Quinn cevap vermedi, ama bütün bu işlerde yalnız olmadığını anlamıştı. Geçmişte daha önce de olabilirdi, ama şu anda ona yardım etmeye istekli insanlar vardı ve onlar da güvenilir insanlardı.
“Bu akşam saat 8 civarında buluşacağız, bu bize sokağa çıkma yasağından önce içeri girip çıkmamız için iki saat verecek, bu da bolca zaman olmalı.”
Böylece, tüm bunlarla birlikte plan harekete geçirildi. Quinn odasına döndükten sonra tek yapması gereken ön kapıya gitme zamanının gelmesini beklemekti. Vorden odada olmadığı ve konuşacak kimse olmadığı için Quinn, Qi’sini tekrar pratik yapmak için iyi bir şans olacağını düşündü.

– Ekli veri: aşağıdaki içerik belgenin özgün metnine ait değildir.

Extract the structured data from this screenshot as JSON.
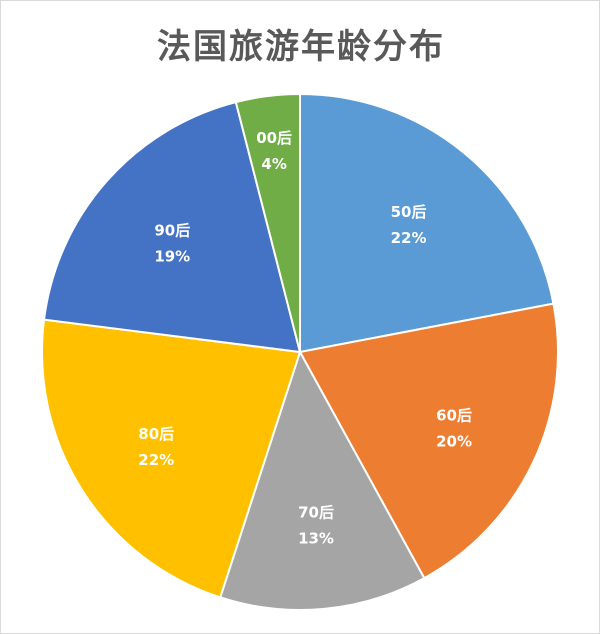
{
  "chart_data": {
    "type": "pie",
    "title": "法国旅游年龄分布",
    "slices": [
      {
        "label": "50后",
        "value": 22,
        "display": "22%",
        "color": "#5B9BD5"
      },
      {
        "label": "60后",
        "value": 20,
        "display": "20%",
        "color": "#ED7D31"
      },
      {
        "label": "70后",
        "value": 13,
        "display": "13%",
        "color": "#A5A5A5"
      },
      {
        "label": "80后",
        "value": 22,
        "display": "22%",
        "color": "#FFC000"
      },
      {
        "label": "90后",
        "value": 19,
        "display": "19%",
        "color": "#4472C4"
      },
      {
        "label": "00后",
        "value": 4,
        "display": "4%",
        "color": "#70AD47"
      }
    ],
    "legend": "none",
    "data_labels": "inside"
  }
}
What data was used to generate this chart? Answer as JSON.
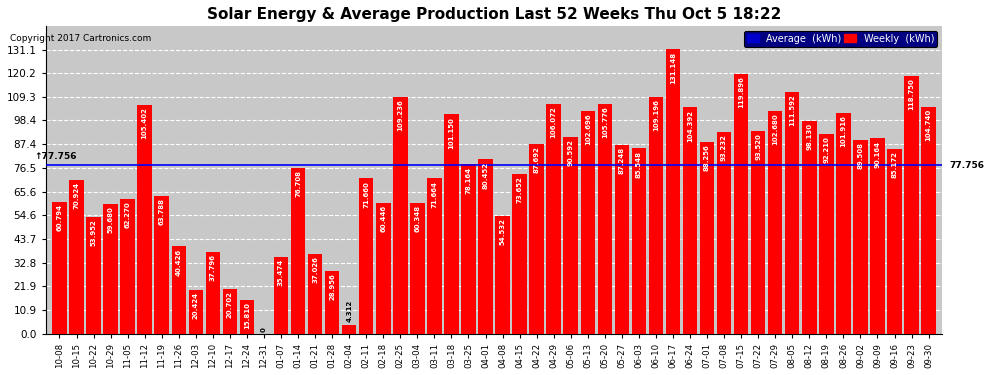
{
  "title": "Solar Energy & Average Production Last 52 Weeks Thu Oct 5 18:22",
  "copyright": "Copyright 2017 Cartronics.com",
  "average_label": "77.756",
  "average_value": 77.756,
  "bar_color": "#FF0000",
  "average_line_color": "#0000FF",
  "background_color": "#FFFFFF",
  "plot_bg_color": "#C8C8C8",
  "grid_color": "#FFFFFF",
  "yticks": [
    0.0,
    10.9,
    21.9,
    32.8,
    43.7,
    54.6,
    65.6,
    76.5,
    87.4,
    98.4,
    109.3,
    120.2,
    131.1
  ],
  "legend_avg_color": "#0000CD",
  "legend_weekly_color": "#FF0000",
  "categories": [
    "10-08",
    "10-15",
    "10-22",
    "10-29",
    "11-05",
    "11-12",
    "11-19",
    "11-26",
    "12-03",
    "12-10",
    "12-17",
    "12-24",
    "12-31",
    "01-07",
    "01-14",
    "01-21",
    "01-28",
    "02-04",
    "02-11",
    "02-18",
    "02-25",
    "03-04",
    "03-11",
    "03-18",
    "03-25",
    "04-01",
    "04-08",
    "04-15",
    "04-22",
    "04-29",
    "05-06",
    "05-13",
    "05-20",
    "05-27",
    "06-03",
    "06-10",
    "06-17",
    "06-24",
    "07-01",
    "07-08",
    "07-15",
    "07-22",
    "07-29",
    "08-05",
    "08-12",
    "08-19",
    "08-26",
    "09-02",
    "09-09",
    "09-16",
    "09-23",
    "09-30"
  ],
  "values": [
    60.794,
    70.924,
    53.952,
    59.68,
    62.27,
    105.402,
    63.788,
    40.426,
    20.424,
    37.796,
    20.702,
    15.81,
    0.0,
    35.474,
    76.708,
    37.026,
    28.956,
    4.312,
    71.66,
    60.446,
    109.236,
    60.348,
    71.664,
    101.15,
    78.164,
    80.452,
    54.532,
    73.652,
    87.692,
    106.072,
    90.592,
    102.696,
    105.776,
    87.248,
    85.548,
    109.196,
    131.148,
    104.392,
    88.256,
    93.232,
    119.896,
    93.52,
    102.68,
    111.592,
    98.13,
    92.21,
    101.916,
    89.508,
    90.164,
    85.172,
    118.75,
    104.74
  ],
  "bar_labels": [
    "60.794",
    "70.924",
    "53.952",
    "59.680",
    "62.270",
    "105.402",
    "63.788",
    "40.426",
    "20.424",
    "37.796",
    "20.702",
    "15.810",
    "0",
    "35.474",
    "76.708",
    "37.026",
    "28.956",
    "4.312",
    "71.660",
    "60.446",
    "109.236",
    "60.348",
    "71.664",
    "101.150",
    "78.164",
    "80.452",
    "54.532",
    "73.652",
    "87.692",
    "106.072",
    "90.592",
    "102.696",
    "105.776",
    "87.248",
    "85.548",
    "109.196",
    "131.148",
    "104.392",
    "88.256",
    "93.232",
    "119.896",
    "93.520",
    "102.680",
    "111.592",
    "98.130",
    "92.210",
    "101.916",
    "89.508",
    "90.164",
    "85.172",
    "118.750",
    "104.740"
  ],
  "ylim": [
    0,
    142
  ],
  "figsize": [
    9.9,
    3.75
  ],
  "dpi": 100
}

Ancak, tam da konuşmak üzereyken, sistem ona seslenmişti ki bu oldukça nadir görülen bir durumdu.
Bunu yapmamalısın, biliyor musun?” Sistem dedi.
Ama Quinn, son yüzleşmelerinden sonra cevap vermemeye karar verdi.
“Eğer senin onuncu lider olduğunu öğrenirlerse, o zaman…” Sistem orada durdu, daha ileri gitmedi.
“Sonra ne olacak?” Quinn yanıtladı. “Sonra Peter’ın yasadışı olmadığını, Fex’in yanlış bir şey yapmadığını öğrenecekler ve sonra ikisi de serbest bırakılacak.”
“Çocuk gibi davranmayı bırak ve sadece dinle!” Sistem dedi. “Sana söyleyip duruyorum, çok zayıfsın. Çatıdaki kızı hatırlıyor musun? O bir vampir şövalyesiydi. Onun kadar güçlü olan daha pek çok kişi var ve bunun da ötesinde, hepsi Lord seviyesinde olan vampir liderleriniz de var, ama yine de siz, hala bir vampirsiniz, hatta bir soylu bile değilsiniz. Gerçekten onların yanında oturmayı hak ettiğini düşünüyor musun?”
“Oturmayı hak ediyor musun?” Quinn tekrarladı. “Bu vampir işlerinin hiçbiri umurumda değil, sadece bana yakın olanları korumak istiyorum. Söyle bana, bu çok mu yanlış?”
“Söylemeye çalıştığım şey bu değildi… Ben böyle hissetmiyorum, ama onların böyle hissedeceğini biliyorum. Eğer bir lider olduğunuzu öğrenirlerse, diğerleri sizi hedef alacaktır. Seni sadece zayıf biri olarak görecekler, sadece tahta geçebilmek için kolayca nakavt edebilecekleri biri.
Quinn bir an sessiz kaldı. Bugünlerde sistemle yaptığı sohbetten zevk almıyordu ve o kitabı hiç bulamamış olsaydı hayatının ne kadar farklı olacağını merak ediyordu.
Sen eski liderlerden biriydin, değil mi?” dedi Quinn. “Onaylamayacağınızı biliyorum, ama bu kadar çok şey bilmenizin tek nedeni bu.”
“Kararını verdiğini görebiliyorum.” Sistem dedi. “Bunu durdurmaya çalıştım ama er ya da geç, isteyerek ya da istemeyerek bir lider olarak konsey koltuklarından birini elde ettiğinizde öğrenecekler. O zaman bilmek istediğin her şeyi sana anlatacağım. Yani, o noktaya gelmek için bile yaşarsanız.